First, Effect is defined by you and can be value equatable. That means not only can you test that the model was updated correctly. But you can also test that the correct side effects were invoked with the correct options. By just using an equality check -- no mocking. 🤯 You can't even do that in Elm. Since Effect is yours to control, unlike Cmd, it is extensible to do whatever side effects you need.

Slight downside, that also means you need to create effects for common scenarios that would already be built into Elm like HTTP requests. On the plus side, there are plenty of libraries that provide F# idioms on top of common JS APIs. For example, we use Fable.SimpleHttp to make HTTP requests.

Secondly, the perform function is written in F#. The reason that is significant is because Elm forces you to write side effects in JS (if you need something other than what is built-in). And the data has to go through an encoding/decoding process to pass between JS and Elm. Not anymore with perform. And if you need to call a JS function as part of your side effect, JS interop in F# is trivial in most cases. Open a namespace and directly call a JS function as though it were in F#. Synchronous, asynchronous, try/catch -- it is all available to you.

You can also export F# code so that it can be called as a JS module. Or import JS modules into F#.

All tolled, side effects everywhere was the largest fear with switching from Elm to F#. But the flexibility provided by being able to call side effects from F# brought the single biggest quality of life improvement.

Downsides

Beginner Experience

Elm is not just a language. It is also a platform and a set of tools. Its documentation therefore can take an end-to-end approach and is quite good for beginners. And our company hires beginners and teaches them to program.

On the other hand our F# solution is a mix of different techs (Fable, Elmish, React, F#), each with their own varying levels of documentation. And mostly they are not aimed at complete beginners, nor are they always cohesive with each other. Even F# introductions usually assume you are coming from OO languages.
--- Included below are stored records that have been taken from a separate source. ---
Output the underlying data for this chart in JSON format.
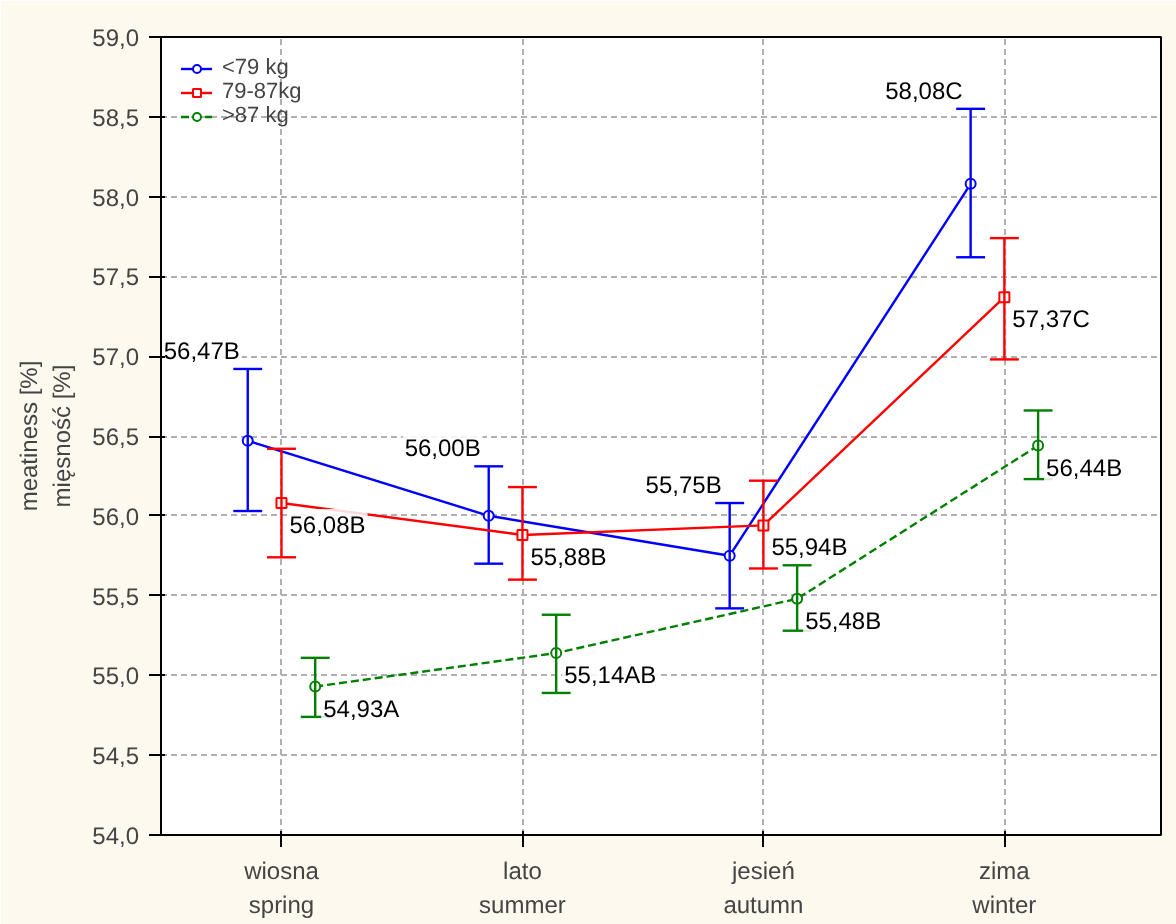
{
  "chart_data": {
    "type": "line",
    "ylabel": "meatiness [%]\nmięsność [%]",
    "categories": [
      "wiosna\nspring",
      "lato\nsummer",
      "jesień\nautumn",
      "zima\nwinter"
    ],
    "ylim": [
      54,
      59
    ],
    "yticks": [
      {
        "value": 54,
        "label": "54,0"
      },
      {
        "value": 54.5,
        "label": "54,5"
      },
      {
        "value": 55,
        "label": "55,0"
      },
      {
        "value": 55.5,
        "label": "55,5"
      },
      {
        "value": 56,
        "label": "56,0"
      },
      {
        "value": 56.5,
        "label": "56,5"
      },
      {
        "value": 57,
        "label": "57,0"
      },
      {
        "value": 57.5,
        "label": "57,5"
      },
      {
        "value": 58,
        "label": "58,0"
      },
      {
        "value": 58.5,
        "label": "58,5"
      },
      {
        "value": 59,
        "label": "59,0"
      }
    ],
    "grid": true,
    "legend": "top left",
    "series": [
      {
        "name": "<79 kg",
        "color": "#0000ff",
        "marker": "circle",
        "line_style": "solid",
        "values": [
          56.47,
          56.0,
          55.75,
          58.08
        ],
        "errors": [
          [
            56.03,
            56.92
          ],
          [
            55.7,
            56.31
          ],
          [
            55.42,
            56.08
          ],
          [
            57.62,
            58.55
          ]
        ],
        "value_labels": [
          "56,47B",
          "56,00B",
          "55,75B",
          "58,08C"
        ]
      },
      {
        "name": "79-87kg",
        "color": "#ff0000",
        "marker": "square",
        "line_style": "solid",
        "values": [
          56.08,
          55.88,
          55.94,
          57.37
        ],
        "errors": [
          [
            55.74,
            56.42
          ],
          [
            55.6,
            56.18
          ],
          [
            55.67,
            56.22
          ],
          [
            56.98,
            57.74
          ]
        ],
        "value_labels": [
          "56,08B",
          "55,88B",
          "55,94B",
          "57,37C"
        ]
      },
      {
        "name": ">87 kg",
        "color": "#008000",
        "marker": "circle",
        "line_style": "dashed",
        "values": [
          54.93,
          55.14,
          55.48,
          56.44
        ],
        "errors": [
          [
            54.74,
            55.11
          ],
          [
            54.89,
            55.38
          ],
          [
            55.28,
            55.69
          ],
          [
            56.23,
            56.66
          ]
        ],
        "value_labels": [
          "54,93A",
          "55,14AB",
          "55,48B",
          "56,44B"
        ]
      }
    ]
  }
}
I setup some things for them, but invariably they have to be exposed to a lot more of the JS ecosystem horrors earlier than with Elm. (Like most front-end tech.) Which can be overwhelming and imposter-syndrome-triggering as a new dev. It happens in Elm too, but to a lesser degree.

Q & A

I pretend you asked a question and then answer it.

Are you rewriting Elm apps into F#?

Not as a goal unto itself. We still have Angular 1.x apps here and there, so if we didn't rewrite those yet... As long as the 0.18 toolchain keeps working, we can keep maintaining it.

Do you regret switching to F#?

No. On balance it is an improvement from my perspective.

Do you regret posting the complaint about Elm?

On the whole, no. There was the expected vitriol which was no fun, but it also seemed to put a voice to the way others were feeling. And they commented to say so.

Who was at fault according to you?

Ok, I see where this is going... But I will answer your question. Nobody was at fault. I see it as just an unfortunate combination of circumstances.

Don't you think you will just find fault in any community you are a member of?

I refuse to join any club that would have me as a member.

  • Groucho Marx

Jokes aside, the whole reason you take part in a community is to help advance whatever that community is doing. As part of "helping", there are always some members who disagree with current direction or want "bad" features. But most communities I've been in handled those situations... differently.

Has Elm "improved" according to you since then?

I hope so! I have not kept up with it at all. Are we done with this line of questioning yet?

Is there a template you recommend for Elmish?

I pieced ours together so there isn't one that I have direct experience with. However the SAFE Stack 2.0 templates seem like good starting points. I was glad to see the addition of the minimal template.